Jugendstil-Bau und Museumsreform – Avantgarde um 1910

Der historische Gründungsbau der Kunsthalle Mannheim wurde 1906/07 nach Plänen von Hermann Billing zum 300-jährigen Stadtjubiläum für die Internationale Kunst- und Gartenbau-Ausstellung errichtet. Der bekannte Karlsruher Architekt entwarf ein zweiflügeliges Galeriegebäude mit zentraler Kuppelhalle und imponierendem Löwenportal in dem für Mannheim charakteristischen roten Mainsandstein. Überraschend kehrt der Jugendstil-Bau dem Friedrichsplatz – Mannheims moderner Mitte – den Rücken zu, denn dort sollte ein prominenterer Museums-„Tempel“ glänzen. Dafür hatten die Geschwister Reiß bereits 1902 der Heimatstadt ihr gesamtes Vermögen gestiftet.

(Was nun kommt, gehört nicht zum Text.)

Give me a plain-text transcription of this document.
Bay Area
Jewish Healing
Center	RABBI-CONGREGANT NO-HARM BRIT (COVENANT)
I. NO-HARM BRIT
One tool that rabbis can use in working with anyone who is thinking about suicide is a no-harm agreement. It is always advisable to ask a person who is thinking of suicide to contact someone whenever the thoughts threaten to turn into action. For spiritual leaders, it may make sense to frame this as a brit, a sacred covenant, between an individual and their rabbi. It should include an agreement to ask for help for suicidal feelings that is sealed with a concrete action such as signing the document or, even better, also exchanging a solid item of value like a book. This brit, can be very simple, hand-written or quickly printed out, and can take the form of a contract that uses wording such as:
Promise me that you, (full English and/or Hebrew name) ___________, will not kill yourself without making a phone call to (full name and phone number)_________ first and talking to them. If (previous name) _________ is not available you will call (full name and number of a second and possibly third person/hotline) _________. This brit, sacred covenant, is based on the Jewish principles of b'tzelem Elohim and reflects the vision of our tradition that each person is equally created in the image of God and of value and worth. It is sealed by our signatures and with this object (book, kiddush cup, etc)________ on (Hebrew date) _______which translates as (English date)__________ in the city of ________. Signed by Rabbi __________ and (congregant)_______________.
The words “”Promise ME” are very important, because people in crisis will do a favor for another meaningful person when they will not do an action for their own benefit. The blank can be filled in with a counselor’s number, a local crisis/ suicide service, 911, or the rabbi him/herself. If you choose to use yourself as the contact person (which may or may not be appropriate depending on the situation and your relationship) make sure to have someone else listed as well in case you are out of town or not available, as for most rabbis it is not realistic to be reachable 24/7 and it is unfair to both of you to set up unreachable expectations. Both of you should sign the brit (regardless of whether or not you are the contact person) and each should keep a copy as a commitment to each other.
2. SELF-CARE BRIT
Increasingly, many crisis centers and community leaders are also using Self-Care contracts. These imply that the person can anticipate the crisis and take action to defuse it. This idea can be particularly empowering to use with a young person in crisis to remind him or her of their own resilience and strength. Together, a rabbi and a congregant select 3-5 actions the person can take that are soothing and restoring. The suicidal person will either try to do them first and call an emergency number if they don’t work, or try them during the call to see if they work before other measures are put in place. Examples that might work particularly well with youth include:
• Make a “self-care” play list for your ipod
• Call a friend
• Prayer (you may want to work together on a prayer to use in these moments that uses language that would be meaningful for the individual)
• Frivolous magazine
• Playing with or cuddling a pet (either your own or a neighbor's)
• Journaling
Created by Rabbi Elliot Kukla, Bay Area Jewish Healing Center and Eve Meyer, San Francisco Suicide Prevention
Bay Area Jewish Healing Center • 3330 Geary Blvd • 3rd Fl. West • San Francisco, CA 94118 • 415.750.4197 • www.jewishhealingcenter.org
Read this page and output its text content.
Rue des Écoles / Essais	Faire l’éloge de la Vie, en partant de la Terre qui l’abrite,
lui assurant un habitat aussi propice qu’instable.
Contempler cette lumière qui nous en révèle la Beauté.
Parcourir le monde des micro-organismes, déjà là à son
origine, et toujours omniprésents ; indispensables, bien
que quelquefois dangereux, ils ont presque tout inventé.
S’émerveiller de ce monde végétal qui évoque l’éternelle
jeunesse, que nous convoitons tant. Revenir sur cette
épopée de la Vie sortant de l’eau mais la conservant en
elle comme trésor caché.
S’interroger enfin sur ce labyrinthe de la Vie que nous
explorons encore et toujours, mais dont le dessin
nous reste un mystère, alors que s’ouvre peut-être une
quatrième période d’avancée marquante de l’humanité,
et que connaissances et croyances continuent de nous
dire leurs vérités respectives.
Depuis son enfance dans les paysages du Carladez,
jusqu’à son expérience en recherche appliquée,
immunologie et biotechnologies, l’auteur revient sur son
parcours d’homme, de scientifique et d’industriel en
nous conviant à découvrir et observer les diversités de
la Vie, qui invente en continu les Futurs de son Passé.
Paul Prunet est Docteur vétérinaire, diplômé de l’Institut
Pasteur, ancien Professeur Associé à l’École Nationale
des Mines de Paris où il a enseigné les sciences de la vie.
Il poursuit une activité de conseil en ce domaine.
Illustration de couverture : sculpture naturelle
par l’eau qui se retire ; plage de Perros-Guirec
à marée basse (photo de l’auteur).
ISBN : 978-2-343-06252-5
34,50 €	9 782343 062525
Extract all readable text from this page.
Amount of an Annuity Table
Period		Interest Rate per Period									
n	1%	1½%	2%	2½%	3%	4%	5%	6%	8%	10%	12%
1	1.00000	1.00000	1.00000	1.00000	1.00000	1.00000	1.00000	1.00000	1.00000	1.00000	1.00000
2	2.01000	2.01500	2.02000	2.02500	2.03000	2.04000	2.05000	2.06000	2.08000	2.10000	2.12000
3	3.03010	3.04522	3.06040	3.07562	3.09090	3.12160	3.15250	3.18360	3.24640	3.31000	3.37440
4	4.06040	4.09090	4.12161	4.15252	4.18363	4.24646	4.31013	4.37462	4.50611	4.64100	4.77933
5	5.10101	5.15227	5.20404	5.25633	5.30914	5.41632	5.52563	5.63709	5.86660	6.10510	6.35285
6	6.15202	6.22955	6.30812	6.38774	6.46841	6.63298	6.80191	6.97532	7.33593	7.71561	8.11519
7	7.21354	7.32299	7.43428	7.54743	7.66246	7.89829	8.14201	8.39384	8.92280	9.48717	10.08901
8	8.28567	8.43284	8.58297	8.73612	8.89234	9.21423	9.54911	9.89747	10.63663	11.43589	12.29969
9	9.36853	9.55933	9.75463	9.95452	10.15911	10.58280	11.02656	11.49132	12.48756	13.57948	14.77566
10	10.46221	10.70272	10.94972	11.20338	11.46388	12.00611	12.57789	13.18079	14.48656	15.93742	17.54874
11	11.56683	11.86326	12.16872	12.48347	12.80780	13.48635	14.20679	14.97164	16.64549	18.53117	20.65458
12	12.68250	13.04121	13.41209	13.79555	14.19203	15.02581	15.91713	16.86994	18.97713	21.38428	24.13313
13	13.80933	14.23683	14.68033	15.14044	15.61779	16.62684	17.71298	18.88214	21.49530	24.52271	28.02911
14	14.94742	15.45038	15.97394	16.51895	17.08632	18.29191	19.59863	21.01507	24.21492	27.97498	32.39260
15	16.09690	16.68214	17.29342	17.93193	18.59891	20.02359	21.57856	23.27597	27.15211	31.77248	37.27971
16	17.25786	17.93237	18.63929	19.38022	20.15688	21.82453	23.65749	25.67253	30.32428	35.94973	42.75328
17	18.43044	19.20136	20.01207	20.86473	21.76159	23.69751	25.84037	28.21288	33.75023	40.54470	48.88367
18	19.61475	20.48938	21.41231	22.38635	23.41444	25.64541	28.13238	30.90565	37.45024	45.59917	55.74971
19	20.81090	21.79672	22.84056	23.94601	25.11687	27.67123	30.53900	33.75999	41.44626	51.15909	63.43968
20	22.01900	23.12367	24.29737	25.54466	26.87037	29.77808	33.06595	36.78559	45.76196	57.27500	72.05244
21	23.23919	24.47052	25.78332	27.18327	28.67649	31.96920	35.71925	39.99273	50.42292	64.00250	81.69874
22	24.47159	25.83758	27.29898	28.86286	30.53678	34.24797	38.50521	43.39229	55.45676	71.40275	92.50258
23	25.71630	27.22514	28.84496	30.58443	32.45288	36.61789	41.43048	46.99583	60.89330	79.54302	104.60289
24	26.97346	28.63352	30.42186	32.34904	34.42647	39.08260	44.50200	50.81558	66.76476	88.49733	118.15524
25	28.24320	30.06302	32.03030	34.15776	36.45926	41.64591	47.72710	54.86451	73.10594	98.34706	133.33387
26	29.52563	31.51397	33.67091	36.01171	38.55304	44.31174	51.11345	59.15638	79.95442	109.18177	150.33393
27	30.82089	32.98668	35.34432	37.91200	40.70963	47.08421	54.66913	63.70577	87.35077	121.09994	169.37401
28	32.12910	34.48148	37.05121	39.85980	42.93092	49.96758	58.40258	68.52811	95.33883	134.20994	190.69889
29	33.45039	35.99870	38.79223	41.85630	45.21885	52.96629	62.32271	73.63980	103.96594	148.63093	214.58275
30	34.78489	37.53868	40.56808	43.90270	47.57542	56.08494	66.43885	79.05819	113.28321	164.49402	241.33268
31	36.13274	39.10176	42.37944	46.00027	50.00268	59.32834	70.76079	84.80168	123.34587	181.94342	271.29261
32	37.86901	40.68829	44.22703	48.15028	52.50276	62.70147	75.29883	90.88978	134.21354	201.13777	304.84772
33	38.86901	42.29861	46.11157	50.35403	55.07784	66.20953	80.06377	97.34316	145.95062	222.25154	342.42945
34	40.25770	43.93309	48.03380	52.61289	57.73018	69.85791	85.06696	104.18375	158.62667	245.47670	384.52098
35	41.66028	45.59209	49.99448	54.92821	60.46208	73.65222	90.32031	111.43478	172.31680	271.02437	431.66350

Billings Architektur mit Tageslichtdecken und geschlossenen Seitenwänden für die Hängung von Gemälden entsprach den damals progressivsten Museumsstandards. Der Name „Kunsthalle“ untermauerte 1909 den Gründungsauftrag: Die Industriestadt, wo Fahrrad und Auto erfunden wurden, wagte die mutige Auseinandersetzung mit aktueller Kunst. Dafür entwickelte der junge Fritz Wichert das visionäre Konzept eines „Museum von Bedeutung“, das auf Qualität und Eigenart setzt, statt auf ein lückenloses historisches System. Seine Kunsthalle war nicht nur konsequent der künstlerischen Avantgarde und der ästhetischen Menschenbildung verpflichtet, sondern leistete auch einen Beitrag zur wirtschaftlichen Entwicklung Mannheims als Kulturstadt.